Is there anything more tedious in sport than people who moan about someone's 'personality'? Probably those who then use this judgement to decide who they are going to support. It's so depressing. I'm no rampant nationalist who dogmatically insists on supporting anyone who is representing our country to the point of fervour, but I do take issue with Brits who actively support our opponents. You don't have to like Murray, you don't even have to actively support Murray, but you must not support his opponent, thereby hoping that our man comes second.
After every big game that Andy Murray is involved in, I ready myself for the various arguments, fights and scraps that I will choose to wade into onto Andy Murray's behalf. But it isn't just on his behalf, it is for every sportsman that feels no compulsion to pander to boring journalists and who do not seek to build for themselves some ego-boosting following that they can then exploit in negotiations for sponsorship.
Novak Djokovic's innocent and polished answers he gives to the press are the most blatantly stage-managed things in the sport of tennis. When it comes to being honest and genuine, Murray wins hands down. If you want dancing monkeys, go to the circus. This is proper sport. Give me sweat over a smile every time.
Andy Murray is concerned with winning. So what if he mumbles his answers back to journalists? So what if he doesn't shave? He's the best tennis player this country has ever had (not interested in those who won Wimbledon in another epoch). I'm more concerned about the guts he shows to pull himself back into a match when it looks like his opponent is taking hold. I judge him by his actions on the court and not in a press conference, his response to a cross court backhand not a question. Not every sportsman can be Muhammad Ali and arrive to each interview with merry rhymes to make everyone giggle.
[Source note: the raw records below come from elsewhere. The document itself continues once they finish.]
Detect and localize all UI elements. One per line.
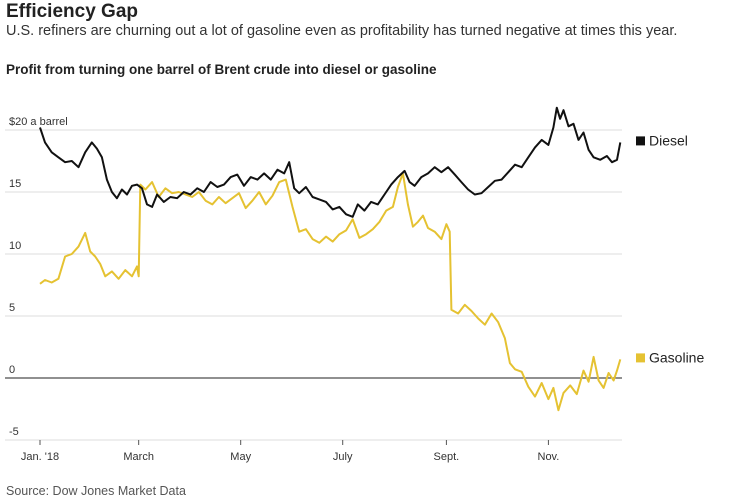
gasoline-line <box>39 172 622 412</box>
y-tick-label: 15 <box>9 178 21 190</box>
y-tick-label: $20 a barrel <box>9 116 68 128</box>
line-chart: -5 0 5 10 15 $20 a barrel Jan. '18 March May Jul… <box>5 106 704 463</box>
legend: Gasoline Diesel <box>636 132 704 365</box>
diesel-legend-label: Diesel <box>649 132 688 148</box>
source-note: Source: Dow Jones Market Data <box>6 484 186 498</box>
y-tick-label: 0 <box>9 364 15 376</box>
gasoline-legend-label: Gasoline <box>649 349 704 365</box>
chart-title: Profit from turning one barrel of Brent … <box>6 62 437 77</box>
x-tick-label: Nov. <box>538 451 560 463</box>
gridlines <box>5 129 622 441</box>
chart-subtitle: U.S. refiners are churning out a lot of … <box>6 23 678 39</box>
diesel-legend-swatch <box>636 136 645 146</box>
diesel-line <box>39 106 622 218</box>
x-tick-label: July <box>333 451 353 463</box>
y-tick-label: 10 <box>9 240 21 252</box>
x-tick-label: March <box>123 451 154 463</box>
y-tick-label: -5 <box>9 426 19 438</box>
series-lines <box>39 106 622 412</box>
y-tick-label: 5 <box>9 302 15 314</box>
x-tick-label: May <box>230 451 251 463</box>
gasoline-legend-swatch <box>636 353 645 363</box>
chart-headline: Efficiency Gap <box>6 1 138 22</box>
x-tick-label: Sept. <box>434 451 460 463</box>
x-axis-ticks: Jan. '18 March May July Sept. Nov. <box>21 440 559 463</box>
y-axis-ticks: -5 0 5 10 15 $20 a barrel <box>9 116 68 438</box>
x-tick-label: Jan. '18 <box>21 451 59 463</box>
At this point it should also be made clear that Andy Murray is not the same player he was several years ago. His on-court demeanour is no longer petulant and he has reigned in the sulking and the droopy shoulders. He now stands tall and is undeniably positive in the way he carries himself. If you still believe that 'he doesn't like English people' then I am not going to waste my energies trying to convert you. You are a lost cause as a watcher of sport.
He has still NEVER lost in a grand-slam to a player ranked lower than him. Well, you might say, he'll always lose to one of Federer, Nadal or Djokovic. Except you cannot deny that he is getting closer and closer each time and it is illogical to claim that this improvement and the narrowing of the gap will one day turn results in his favour. Federer is declining as a force and Nadal has his injury worries. Give it a few years - all the minutiae of circumstance that Murray needs to pull it off will one day happen.
Andy Murray is not a bottler. He is world number 4, so he should lose to world number 1, and 2, and 3. So when he pushes the world number 1 to his absolute limit, why would people abuse him? He was expected to lose in straight sets, so anything better than that is a success, even if he still lost in the end.
In the 2007 RWC, New Zealand 'bottled it' when they lost to France by 2 points. Four years later, the same ignorant people abused the All Blacks again for 'bottling it'. They won by 1 point. Andy Murray did not bottle today's match, instead he pushed the best player in the world to the end. The margins in top class sport are so narrow that it may well take four years to turn a two point loss into a one point victory. Murray, like the All Blacks, has the skills and the support and the set-up to narrow the gap.
Finally, if one more person brings up that tired, limp, smug phrase that goes something like, "Andy Murray is Scottish when he loses/wins and British..." - you know the rest - then I think I may lose my mind.